# Constancy of speed of light

In a particular derivation of the Lorentz transformation, as illustrated in $\textbf{Relativity, Gravitation and Cosmology , Robert A Lambourne }$ (p. 21) one of the key elements is the constancy of light.

So if $S$ and $S'$ are two inertial frames, with $S'$ moving with a constant velocity $V$ with respect to $S$, then in $S$ we have $c = \frac{x}{t}$ and in $S'$ we have $c = \frac{x'}{t'}$ even though $S'$ is moving with respect to $S$.

My question is, what is this constancy of the speed of light based upon, other than it allowing for a simplification in the coordinate transformation? Was this experimentally confirmed?

The consequence of this leads to many strange postulates, such as the classic "moving clock runs slower".

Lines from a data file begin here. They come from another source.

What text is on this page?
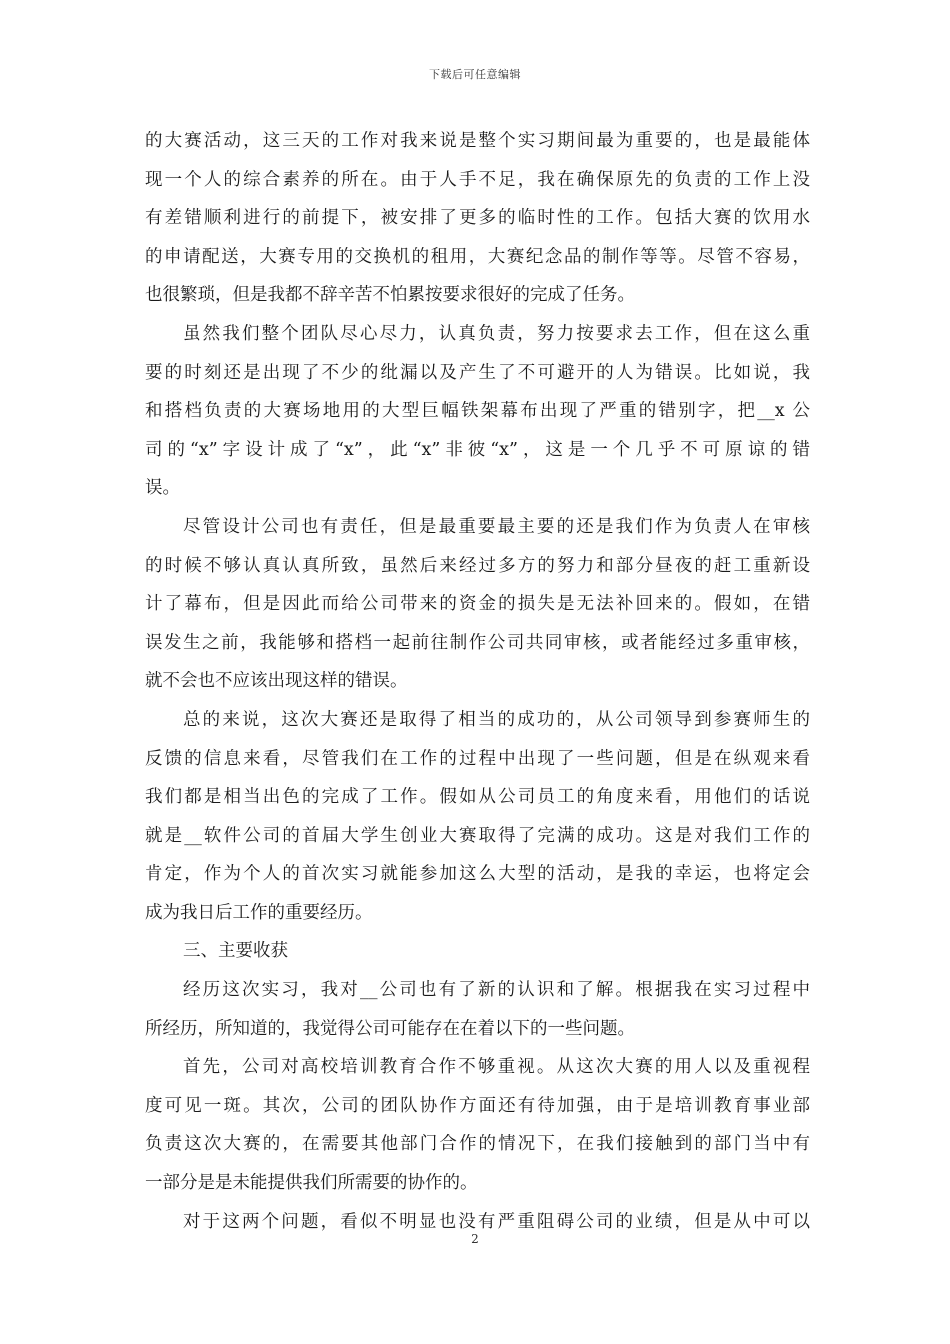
下载后可任意编辑
的大赛活动，这三天的工作对我来说是整个实习期间最为重要的，也是最能体
现一个人的综合素养的所在。由于人手不足，我在确保原先的负责的工作上没
有差错顺利进行的前提下，被安排了更多的临时性的工作。包括大赛的饮用水
的申请配送，大赛专用的交换机的租用，大赛纪念品的制作等等。尽管不容易，
也很繁琐，但是我都不辞辛苦不怕累按要求很好的完成了任务。
虽然我们整个团队尽心尽力，认真负责，努力按要求去工作，但在这么重
要的时刻还是出现了不少的纰漏以及产生了不可避开的人为错误。比如说，我
和搭档负责的大赛场地用的大型巨幅铁架幕布出现了严重的错别字，把__x 公
司的“x”字设计成了“x”，此“x”非彼“x”，这是一个几乎不可原谅的错
误。
尽管设计公司也有责任，但是最重要最主要的还是我们作为负责人在审核
的时候不够认真认真所致，虽然后来经过多方的努力和部分昼夜的赶工重新设
计了幕布，但是因此而给公司带来的资金的损失是无法补回来的。假如，在错
误发生之前，我能够和搭档一起前往制作公司共同审核，或者能经过多重审核，
就不会也不应该出现这样的错误。
总的来说，这次大赛还是取得了相当的成功的，从公司领导到参赛师生的
反馈的信息来看，尽管我们在工作的过程中出现了一些问题，但是在纵观来看
我们都是相当出色的完成了工作。假如从公司员工的角度来看，用他们的话说
就是__软件公司的首届大学生创业大赛取得了完满的成功。这是对我们工作的
肯定，作为个人的首次实习就能参加这么大型的活动，是我的幸运，也将定会
成为我日后工作的重要经历。
三、主要收获
经历这次实习，我对__公司也有了新的认识和了解。根据我在实习过程中
所经历，所知道的，我觉得公司可能存在在着以下的一些问题。
首先，公司对高校培训教育合作不够重视。从这次大赛的用人以及重视程
度可见一斑。其次，公司的团队协作方面还有待加强，由于是培训教育事业部
负责这次大赛的，在需要其他部门合作的情况下，在我们接触到的部门当中有
一部分是是未能提供我们所需要的协作的。
对于这两个问题，看似不明显也没有严重阻碍公司的业绩，但是从中可以
2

• The constancy of the speed of light is essentially derived from Maxwell's equations as far as I'm aware. It isn't possible to verify the speed of light in a frame moving close to it, as we obviously cannot go that fast. I'd recommend further research. – user221227 Jun 26 '17 at 6:34
• See the Michelson-Morley experiment. – Robert Israel Jun 26 '17 at 6:38
• Yes, the constant speed of light has been experimentally confirmed witch the Mechelson Morley experiment. Wrong stack exchange though. – Mitchell Faas Jun 26 '17 at 6:39

The form of the Lorentz transformation (i.e. that the group of transformations between inertial frames is the Lorentz group) with the speed $c$ as a free parameter follows from very basic symmetry assumptions about the universe. I discuss these further here.
In particular, in a universe with the above symmetries hold and where the value of $c$ is finite, it is readily deduced that anything moving at $c$ relative to some inertial observer is seen to be moving at $c$ relative to all inertial observers. Therefore, the observation of anything with this invariant speed behavior confirms experimentally the above theory.
The Michelson-Morley experiment famously succeeded in doing this, thus establishing experimentally that there is indeed an invariant speed $c$, and that light moves at this speed for all observers (or at least does so to an extremely good approximation). Modern versions of the Michelson-Morley experiment (using resonant interferometers rather like small versions of the LIGO ones) show that the change in the speed of light $\Delta c_L$ wrought by the addition of the Earth's motion is of the is of the order of $\Delta c_L/c_L<10^{-15}$. Incidentally, this also shows that light must be mediated by a massless particle (or again, one with exquisitely small mass).
Another property of this invariant speed is that, if a particle has nonzero mass, as we push harder and harder giving it higher and higher kinetic energy, its speed relative to us must asymptote to $c$. This is exactly what we observe in particle accelerators. In the LHC experiments, for example, we can treat all the collided particles - protons - as being massless, because their energy is thousands of times their rest energy (proton rest mass $\approx 1 {\rm GeV}$, LHC proton total energy $\approx 7{\rm TeV}$). It's not as accurate a way as the Michelson-Morely experiment to confirm the invariant speed's existence, but it is in some ways more intuitive and compelling.